As he recollected on the All Things Covered podcast with Bryant McFadden and Patrick Peterson, David wasn’t buying what his friends were telling him about the free-agent quarterback. Not for a second.
“Tom Brady ain’t leaving New England. Man, you all tripping. He’s stamped over there. That ain’t going down no time soon,” said the 31-year-old. “Then I woke up the next morning and seen it across the ticker and was like, nah, this can’t be happening, this can’t be happening. And then they finally announced it. … I was like s—, my dream is about to come true now. Everything about to change.”

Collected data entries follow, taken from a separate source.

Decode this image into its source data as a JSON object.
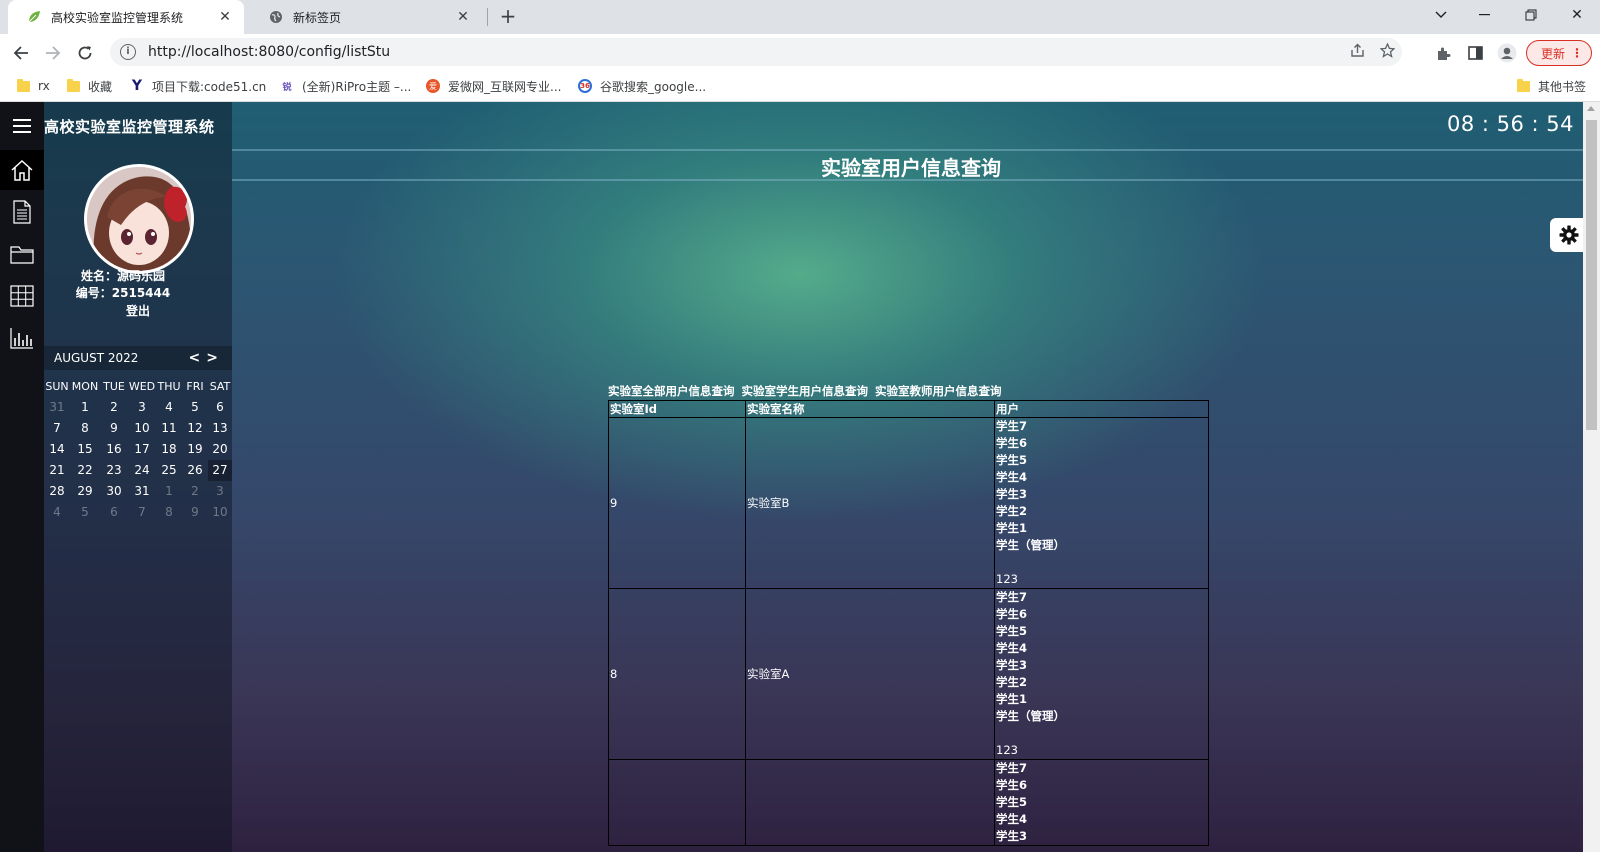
{
  "browser": {
    "tabs": [
      {
        "title": "高校实验室监控管理系统",
        "active": true
      },
      {
        "title": "新标签页",
        "active": false
      }
    ],
    "url_scheme": "http://",
    "url_host": "localhost",
    "url_rest": ":8080/config/listStu",
    "update_label": "更新",
    "bookmarks": [
      "rx",
      "收藏",
      "项目下载:code51.cn",
      "(全新)RiPro主题 –...",
      "爱微网_互联网专业...",
      "谷歌搜索_google..."
    ],
    "other_bookmarks": "其他书签"
  },
  "app": {
    "title": "高校实验室监控管理系统",
    "clock": "08 : 56 : 54",
    "page_title": "实验室用户信息查询"
  },
  "profile": {
    "name_label": "姓名：",
    "name_value": "源码乐园",
    "id_label": "编号：",
    "id_value": "2515444",
    "logout": "登出"
  },
  "calendar": {
    "month_label": "AUGUST 2022",
    "weekdays": [
      "SUN",
      "MON",
      "TUE",
      "WED",
      "THU",
      "FRI",
      "SAT"
    ],
    "weeks": [
      [
        "31",
        "1",
        "2",
        "3",
        "4",
        "5",
        "6"
      ],
      [
        "7",
        "8",
        "9",
        "10",
        "11",
        "12",
        "13"
      ],
      [
        "14",
        "15",
        "16",
        "17",
        "18",
        "19",
        "20"
      ],
      [
        "21",
        "22",
        "23",
        "24",
        "25",
        "26",
        "27"
      ],
      [
        "28",
        "29",
        "30",
        "31",
        "1",
        "2",
        "3"
      ],
      [
        "4",
        "5",
        "6",
        "7",
        "8",
        "9",
        "10"
      ]
    ]
  },
  "query_links": [
    "实验室全部用户信息查询",
    "实验室学生用户信息查询",
    "实验室教师用户信息查询"
  ],
  "table": {
    "headers": [
      "实验室Id",
      "实验室名称",
      "用户"
    ],
    "rows": [
      {
        "id": "9",
        "name": "实验室B",
        "users": [
          "学生7",
          "学生6",
          "学生5",
          "学生4",
          "学生3",
          "学生2",
          "学生1",
          "学生（管理）",
          "",
          "123"
        ]
      },
      {
        "id": "8",
        "name": "实验室A",
        "users": [
          "学生7",
          "学生6",
          "学生5",
          "学生4",
          "学生3",
          "学生2",
          "学生1",
          "学生（管理）",
          "",
          "123"
        ]
      },
      {
        "id": "",
        "name": "",
        "users": [
          "学生7",
          "学生6",
          "学生5",
          "学生4",
          "学生3"
        ]
      }
    ]
  }
}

And change it did. The Buccaneers had a winning season, qualified for the playoffs and now find themselves on the precipice of what was, in previous years, unthinkable: a Super Bowl title. And to give you a sense of how Brady has helped change the culture and the standard in Tampa, David spoke on the postgame locker room situation in Green Bay, after the Bucs had defeated the Packers to punch their ticket into the Big Game.
“When I realized that it was real, when I realized like all the other stuff doesn’t really matter unless it’s the Super Bowl, it was after we won the NFC championship,” David said. “You know me, I’m all happy, it’s my first. I’m geeked up. Then like, I guess somebody was crying. And I guess like, I heard (Brady) just like, ‘What the f— you crying for? We not done yet.'”
David wasn’t sure if it was Chris Godwin or Jaydon Mickens but said he too found himself emotional in that moment, but quickly overcame that.
“Damn!” David said he thought to himself. “He’s right, he’s right. So I had a little, two tears, too. So I wiped my s— real quick. I’m tripping. We still got work to do.”
That work will conclude playing for a Lombardi Trophy, which is exactly what David hoped for when this 43-year old signal caller came aboard 11 months ago.